Les expériences, menées dans une forêt tropicale indonésienne, ont révélé un mélange de facteurs sociaux, environnementaux et liés à l’âge qui rendaient les orangs-outans plus susceptibles d’explorer. Publié dans Rapports scientifiquesl’étude révèle les conditions qui suscitent la curiosité chez les orangs-outans et met en lumière la façon dont notre propre nature curieuse aurait pu évoluer.
L’équipe a étudié les orangs-outans sur un site de surveillance à long terme, Suaq Balimbing, à Sumatra. Les orangs-outans du site sont habitués depuis des décennies à la présence des humains, offrant ainsi aux scientifiques une rare opportunité d’observer de près les grands singes sauvages. Caroline Schuppli, directrice du projet Suaq et première auteure de l’étude, s’est intéressée à la réaction des orangs-outans sauvages lorsqu’on leur présente quelque chose d’inhabituel.
«La curiosité est un trait qui a motivé la capacité exceptionnelle des humains à apprendre et à innover», explique Schuppli, chef de groupe chez MPI-AB. « Si nous voulons savoir comment ce trait a évolué chez nous, nous devons l’étudier chez nos plus proches parents vivants. »
Le journal expérimental observé par un orang-outan lors d’un essai. Crédit : N. Oliver-Caldwell / Projet Suaq
La curiosité, qui décrit la motivation d’un individu à découvrir l’inconnu, a déjà été étudiée chez les grands singes ; cependant, en raison des difficultés logistiques liées à l’étude des animaux sauvages, presque tous les tests ont été effectués en captivité. « Nous savons que les singes sont très curieux d’explorer lorsqu’ils se trouvent dans les conditions sûres et contrôlées d’un zoo », explique Schuppli. « Mais ces résultats nous disent peu de choses sur ce qui a réellement déclenché ou supprimé la curiosité pour notre histoire évolutive. »
Il y a une dizaine d’années, Schuppli et ses collaborateurs ont tenté pour la première fois d’évaluer la curiosité des orangs-outans sauvages avec une expérience inspirée des études en captivité. Ils parcouraient Suaq, parsemant la forêt d’objets étrangers que les orangs-outans devaient trouver : un drapeau rouge vif ; fleurs et fruits en plastique; une peluche. Les résultats ont été frappants. «Ils ne s’approchaient presque jamais des objets», se souvient-elle. « On pouvait les voir faire d’immenses cercles dans la forêt pour éviter l’expérience. »

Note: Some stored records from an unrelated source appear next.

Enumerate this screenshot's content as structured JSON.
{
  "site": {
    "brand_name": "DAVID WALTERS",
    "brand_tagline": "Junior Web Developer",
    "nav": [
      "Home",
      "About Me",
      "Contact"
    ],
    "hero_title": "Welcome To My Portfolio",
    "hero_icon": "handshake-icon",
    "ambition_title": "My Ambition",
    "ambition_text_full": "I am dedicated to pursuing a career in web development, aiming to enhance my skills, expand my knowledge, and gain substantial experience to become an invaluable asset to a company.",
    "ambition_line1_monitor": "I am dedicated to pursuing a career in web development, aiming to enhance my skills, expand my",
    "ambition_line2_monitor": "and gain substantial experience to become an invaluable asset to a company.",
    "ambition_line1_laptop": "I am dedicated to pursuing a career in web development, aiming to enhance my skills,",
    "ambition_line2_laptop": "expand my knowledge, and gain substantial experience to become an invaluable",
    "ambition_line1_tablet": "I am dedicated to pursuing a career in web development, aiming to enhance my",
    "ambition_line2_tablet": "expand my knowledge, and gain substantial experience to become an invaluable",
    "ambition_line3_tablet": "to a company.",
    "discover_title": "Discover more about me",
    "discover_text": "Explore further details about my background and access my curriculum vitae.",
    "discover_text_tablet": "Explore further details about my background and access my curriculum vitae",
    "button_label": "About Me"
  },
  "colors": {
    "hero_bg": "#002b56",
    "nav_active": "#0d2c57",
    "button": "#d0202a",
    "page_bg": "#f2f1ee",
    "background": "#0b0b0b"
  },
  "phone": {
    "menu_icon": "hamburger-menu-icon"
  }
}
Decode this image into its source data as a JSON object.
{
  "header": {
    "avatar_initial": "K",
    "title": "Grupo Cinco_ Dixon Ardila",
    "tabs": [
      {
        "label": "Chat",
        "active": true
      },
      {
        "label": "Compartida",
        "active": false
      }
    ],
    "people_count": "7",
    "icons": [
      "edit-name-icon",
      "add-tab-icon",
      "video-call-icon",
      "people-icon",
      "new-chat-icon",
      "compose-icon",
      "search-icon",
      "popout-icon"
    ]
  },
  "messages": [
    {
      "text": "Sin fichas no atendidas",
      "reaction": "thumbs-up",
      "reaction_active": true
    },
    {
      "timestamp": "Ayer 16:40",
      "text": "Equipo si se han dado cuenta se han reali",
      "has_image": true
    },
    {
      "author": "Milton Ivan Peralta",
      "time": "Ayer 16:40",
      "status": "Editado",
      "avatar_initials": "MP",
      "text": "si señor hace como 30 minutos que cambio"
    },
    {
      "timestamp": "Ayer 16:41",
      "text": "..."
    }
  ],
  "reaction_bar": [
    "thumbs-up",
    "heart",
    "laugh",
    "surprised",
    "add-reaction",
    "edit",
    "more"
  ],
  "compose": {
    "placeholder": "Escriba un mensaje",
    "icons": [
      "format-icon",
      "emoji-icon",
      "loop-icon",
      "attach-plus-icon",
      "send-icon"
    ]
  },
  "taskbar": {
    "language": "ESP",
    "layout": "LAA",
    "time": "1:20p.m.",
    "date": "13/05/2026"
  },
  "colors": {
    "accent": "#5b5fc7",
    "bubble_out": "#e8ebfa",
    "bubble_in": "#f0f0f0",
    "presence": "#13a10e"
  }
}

Schuppli s’est rendu compte que tester la réaction des orangs-outans à la nouveauté de la nature nécessiterait de réinventer le paradigme du passé. « Le défi consistait à trouver comment les attirer avec quelque chose de nouveau, mais aussi suffisamment familier pour ne pas les effrayer », dit-elle. Au fil des années, Schuppli a perfectionné un tel objet : un morceau de tronc d’arbre avec un trou naturel rempli de miel de forêt locale. Le trou de l’arbre et la nourriture étaient familiers, mais leur déploiement d’une manière inhabituelle représentait une nouvelle situation de recherche de nourriture. Avec une équipe de scientifiques locaux et internationaux, Schuppli a hissé la bûche expérimentale dans des arbres à environ 10 mètres des orangs-outans et a observé ce qui se passait.
Au cours des essais, les orangs-outans ont passé en moyenne 30 minutes à proximité du nouveau journal. Pendant ce temps, ils ont exploré le nouveau journal en l’observant intensivement pendant de longues périodes et en l’approchant de près. Dans l’ensemble, cependant, les orangs-outans touchaient rarement directement la branche ; et quand ils le faisaient, ils utilisaient souvent un outil, tel qu’un bâton, pour ce faire. « Les orangs-outans étaient plutôt prudents », explique Tri Rahmaeti, membre de l’équipe de l’Universitas Nasional en Indonésie et co-auteur de l’étude. « La récompense en miel aurait pu être facilement retirée de la bûche à l’aide d’un doigt, mais ils ont quand même préféré utiliser un outil pour ne pas avoir à établir de contact physique. »
Mais il y avait des différences significatives dans les comportements. À l’aide de techniques statistiques, l’équipe a découvert des traits d’individus et des caractéristiques de l’environnement qui ont amplifié l’exploration. Les jeunes orangs-outans étaient beaucoup plus susceptibles que les adultes d’observer et de s’approcher. Et les orangs-outans étaient plus susceptibles de s’approcher du journal s’ils voyaient également un autre individu se diriger dans cette direction. L’habitat semble également jouer un rôle : dans les zones où la nourriture est abondante, les orangs-outans observent davantage mais s’approchent moins.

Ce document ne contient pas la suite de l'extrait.